I have reason to believe that my son has vandalized city property, quite seriously perhaps. I am trying to come up with a plan to anonymously reimburse the city for damages (I understand, of course, that this must be handled with extreme caution), but my first priority is to keep him out of legal trouble. The incident occurred roughly 8 weeks ago, and to the best of my knowledge he has not had any correspondence with police or investigators yet. He knows not to answer questions without a lawyer. Would he have likely been contacted by now if he had been identified, or at what point can we breathe easy about that? The other question is, of course, how to go about reimbursing the city.
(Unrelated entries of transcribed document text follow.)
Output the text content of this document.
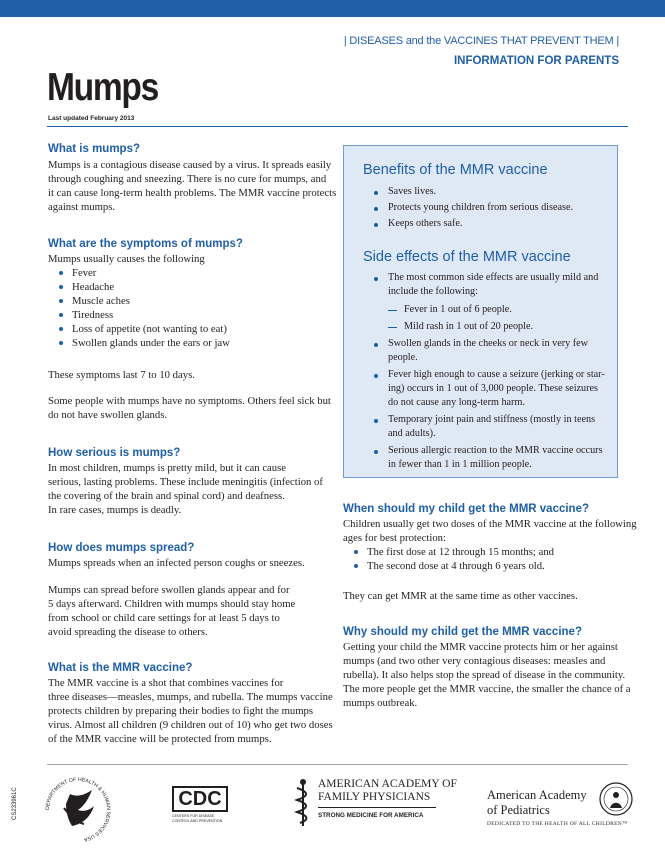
| DISEASES and the VACCINES THAT PREVENT THEM |
INFORMATION FOR PARENTS
Mumps
Last updated February 2013
What is mumps?
Mumps is a contagious disease caused by a virus. It spreads easily
through coughing and sneezing. There is no cure for mumps, and
it can cause long-term health problems. The MMR vaccine protects
against mumps.
What are the symptoms of mumps?
Mumps usually causes the following
Fever
Headache
Muscle aches
Tiredness
Loss of appetite (not wanting to eat)
Swollen glands under the ears or jaw
These symptoms last 7 to 10 days.
Some people with mumps have no symptoms. Others feel sick but
do not have swollen glands.
How serious is mumps?
In most children, mumps is pretty mild, but it can cause
serious, lasting problems. These include meningitis (infection of
the covering of the brain and spinal cord) and deafness.
In rare cases, mumps is deadly.
How does mumps spread?
Mumps spreads when an infected person coughs or sneezes.
Mumps can spread before swollen glands appear and for
5 days afterward. Children with mumps should stay home
from school or child care settings for at least 5 days to
avoid spreading the disease to others.
What is the MMR vaccine?
The MMR vaccine is a shot that combines vaccines for
three diseases—measles, mumps, and rubella. The mumps vaccine
protects children by preparing their bodies to fight the mumps
virus. Almost all children (9 children out of 10) who get two doses
of the MMR vaccine will be protected from mumps.
Benefits of the MMR vaccine
Saves lives.
Protects young children from serious disease.
Keeps others safe.
Side effects of the MMR vaccine
The most common side effects are usually mild and
include the following:
Fever in 1 out of 6 people.
Mild rash in 1 out of 20 people.
Swollen glands in the cheeks or neck in very few
people.
Fever high enough to cause a seizure (jerking or star-
ing) occurs in 1 out of 3,000 people. These seizures
do not cause any long-term harm.
Temporary joint pain and stiffness (mostly in teens
and adults).
Serious allergic reaction to the MMR vaccine occurs
in fewer than 1 in 1 million people.
When should my child get the MMR vaccine?
Children usually get two doses of the MMR vaccine at the following
ages for best protection:
The first dose at 12 through 15 months; and
The second dose at 4 through 6 years old.
They can get MMR at the same time as other vaccines.
Why should my child get the MMR vaccine?
Getting your child the MMR vaccine protects him or her against
mumps (and two other very contagious diseases: measles and
rubella). It also helps stop the spread of disease in the community.
The more people get the MMR vaccine, the smaller the chance of a
mumps outbreak.
DEPARTMENT OF HEALTH & HUMAN SERVICES USA
CDC
CENTERS FOR DISEASE
CONTROL AND PREVENTION
AMERICAN ACADEMY OF
FAMILY PHYSICIANS
STRONG MEDICINE FOR AMERICA
American Academy
of Pediatrics
DEDICATED TO THE HEALTH OF ALL CHILDREN™
CS233961C
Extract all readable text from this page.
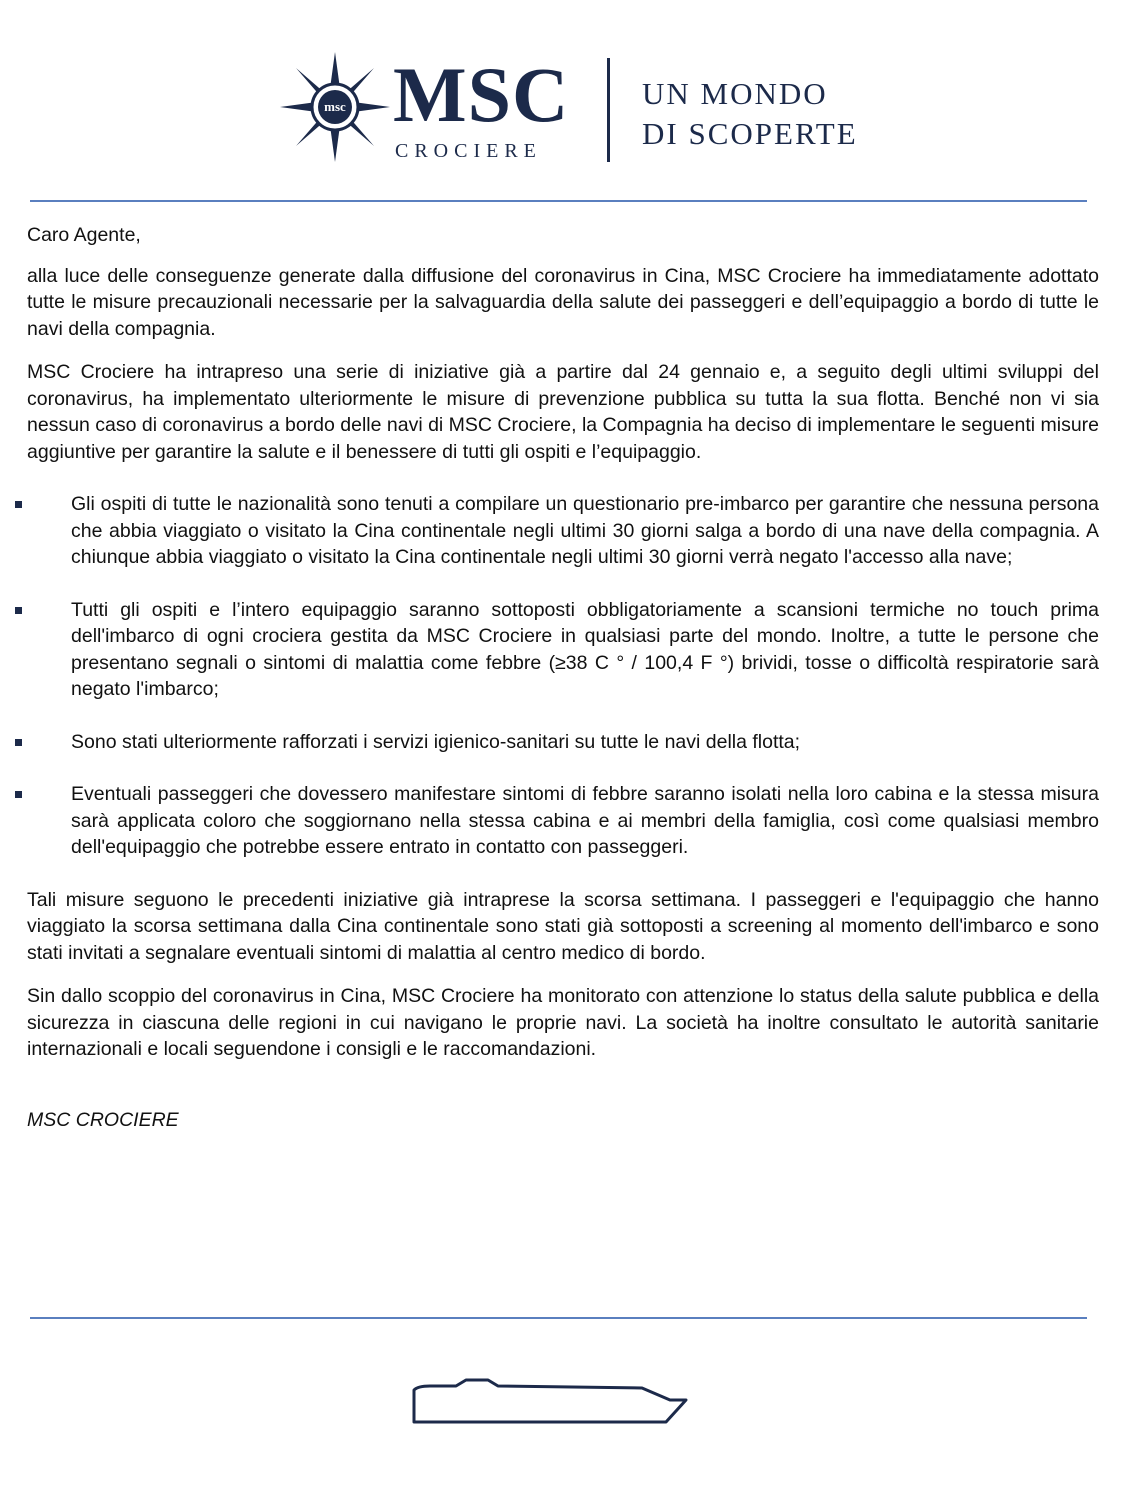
msc MSC
CROCIERE
UN MONDO
DI SCOPERTE

Caro Agente,

alla luce delle conseguenze generate dalla diffusione del coronavirus in Cina, MSC Crociere ha immediatamente adottato tutte le misure precauzionali necessarie per la salvaguardia della salute dei passeggeri e dell’equipaggio a bordo di tutte le navi della compagnia.

MSC Crociere ha intrapreso una serie di iniziative già a partire dal 24 gennaio e, a seguito degli ultimi sviluppi del coronavirus, ha implementato ulteriormente le misure di prevenzione pubblica su tutta la sua flotta. Benché non vi sia nessun caso di coronavirus a bordo delle navi di MSC Crociere, la Compagnia ha deciso di implementare le seguenti misure aggiuntive per garantire la salute e il benessere di tutti gli ospiti e l’equipaggio.

Gli ospiti di tutte le nazionalità sono tenuti a compilare un questionario pre-imbarco per garantire che nessuna persona che abbia viaggiato o visitato la Cina continentale negli ultimi 30 giorni salga a bordo di una nave della compagnia. A chiunque abbia viaggiato o visitato la Cina continentale negli ultimi 30 giorni verrà negato l'accesso alla nave;
Tutti gli ospiti e l’intero equipaggio saranno sottoposti obbligatoriamente a scansioni termiche no touch prima dell'imbarco di ogni crociera gestita da MSC Crociere in qualsiasi parte del mondo. Inoltre, a tutte le persone che presentano segnali o sintomi di malattia come febbre (≥38 C ° / 100,4 F °) brividi, tosse o difficoltà respiratorie sarà negato l'imbarco;
Sono stati ulteriormente rafforzati i servizi igienico-sanitari su tutte le navi della flotta;
Eventuali passeggeri che dovessero manifestare sintomi di febbre saranno isolati nella loro cabina e la stessa misura sarà applicata coloro che soggiornano nella stessa cabina e ai membri della famiglia, così come qualsiasi membro dell'equipaggio che potrebbe essere entrato in contatto con passeggeri.

Tali misure seguono le precedenti iniziative già intraprese la scorsa settimana. I passeggeri e l'equipaggio che hanno viaggiato la scorsa settimana dalla Cina continentale sono stati già sottoposti a screening al momento dell'imbarco e sono stati invitati a segnalare eventuali sintomi di malattia al centro medico di bordo.

Sin dallo scoppio del coronavirus in Cina, MSC Crociere ha monitorato con attenzione lo status della salute pubblica e della sicurezza in ciascuna delle regioni in cui navigano le proprie navi. La società ha inoltre consultato le autorità sanitarie internazionali e locali seguendone i consigli e le raccomandazioni.

MSC CROCIERE
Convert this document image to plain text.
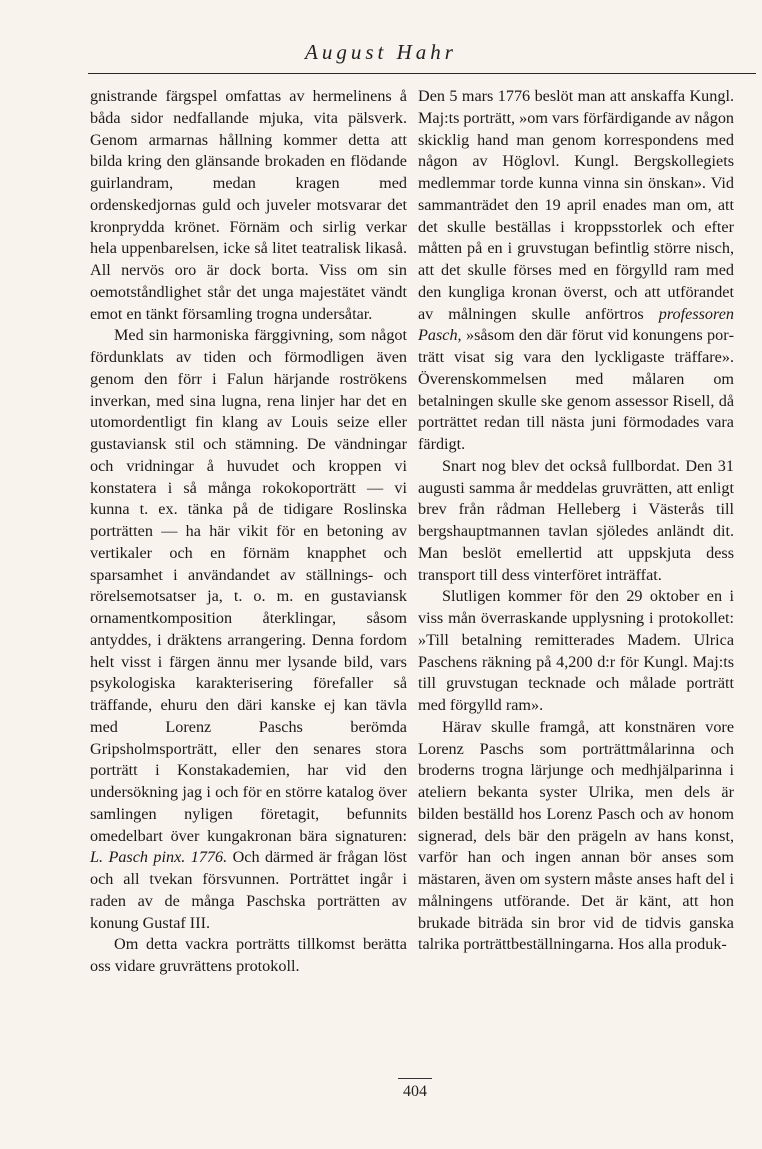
August Hahr

gnistrande färgspel omfattas av hermelinens å båda sidor nedfallande mjuka, vita pälsverk. Genom armarnas hållning kommer detta att bilda kring den glänsande brokaden en flödande guirlandram, medan kragen med ordenskedjornas guld och juveler motsvarar det kronprydda krönet. Förnäm och sirlig verkar hela uppenbarelsen, icke så litet teatralisk likaså. All nervös oro är dock borta. Viss om sin oemotståndlighet står det unga majestätet vändt emot en tänkt församling trogna undersåtar.

Med sin harmoniska färggivning, som något fördunklats av tiden och förmodligen även genom den förr i Falun härjande roströkens inverkan, med sina lugna, rena linjer har det en utomordentligt fin klang av Louis seize eller gustaviansk stil och stämning. De vändningar och vridningar å huvudet och kroppen vi konstatera i så många rokokoporträtt — vi kunna t. ex. tänka på de tidigare Roslinska porträtten — ha här vikit för en betoning av vertikaler och en förnäm knapphet och sparsamhet i användandet av ställnings- och rörelsemotsatser ja, t. o. m. en gustaviansk ornamentkomposition återklingar, såsom antyddes, i dräktens arrangering. Denna fordom helt visst i färgen ännu mer lysande bild, vars psykologiska karakterisering förefaller så träffande, ehuru den däri kanske ej kan tävla med Lorenz Paschs berömda Gripsholmsporträtt, eller den senares stora porträtt i Konstakademien, har vid den undersökning jag i och för en större katalog över samlingen nyligen företagit, befunnits omedelbart över kungakronan bära signaturen: L. Pasch pinx. 1776. Och därmed är frågan löst och all tvekan försvunnen. Porträttet ingår i raden av de många Paschska porträtten av konung Gustaf III.

Om detta vackra porträtts tillkomst berätta oss vidare gruvrättens protokoll.

Den 5 mars 1776 beslöt man att anskaffa Kungl. Maj:ts porträtt, »om vars förfärdigande av någon skicklig hand man genom korrespondens med någon av Höglovl. Kungl. Bergskollegiets medlemmar torde kunna vinna sin önskan». Vid sammanträdet den 19 april enades man om, att det skulle beställas i kroppsstorlek och efter måtten på en i gruvstugan befintlig större nisch, att det skulle förses med en förgylld ram med den kungliga kronan överst, och att utförandet av målningen skulle anförtros professoren Pasch, »såsom den där förut vid konungens porträtt visat sig vara den lyckligaste träffare». Överenskommelsen med målaren om betalningen skulle ske genom assessor Risell, då porträttet redan till nästa juni förmodades vara färdigt.

Snart nog blev det också fullbordat. Den 31 augusti samma år meddelas gruvrätten, att enligt brev från rådman Helleberg i Västerås till bergshauptmannen tavlan sjöledes anländt dit. Man beslöt emellertid att uppskjuta dess transport till dess vinterföret inträffat.

Slutligen kommer för den 29 oktober en i viss mån överraskande upplysning i protokollet: »Till betalning remitterades Madem. Ulrica Paschens räkning på 4,200 d:r för Kungl. Maj:ts till gruvstugan tecknade och målade porträtt med förgylld ram».

Härav skulle framgå, att konstnären vore Lorenz Paschs som porträttmålarinna och broderns trogna lärjunge och medhjälparinna i ateliern bekanta syster Ulrika, men dels är bilden beställd hos Lorenz Pasch och av honom signerad, dels bär den prägeln av hans konst, varför han och ingen annan bör anses som mästaren, även om systern måste anses haft del i målningens utförande. Det är känt, att hon brukade biträda sin bror vid de tidvis ganska talrika porträttbeställningarna. Hos alla produk-

404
Thank you so much for your advice.

Attorney Answers 1


It is difficult to say whether or not your son has been identified by the police or not. I tend to agree that with eight weeks having gone by it would seem unlikely. However, the delay might also simply be the result of the police being otherwise occupied with other more pressing matters; therefore, I unfortunately can not tell you of a specific period of time that once it has elapsed your son can consider himself in the clear. There is no practical way that you can reimburse the city for the damages without the city knowing who the money came from, or what it is for. Even worse would be if you simply were to drop off an envelope with cash and then your son gets charged; how would you ever prove that that money for restitution came from you. You and your son could very well end up paying the restitution twice. I think the best course of action is simply to not do anything; set the money aside for the restitution if and when anything should ever happen. The only other real course of action you can take if you really want finality to this matter is simply to get your son an attorney and make arrangements to get this matter cleared up with the authorities. It is not inconceivable that this matter might get resolved without anything formally taking place in the courts.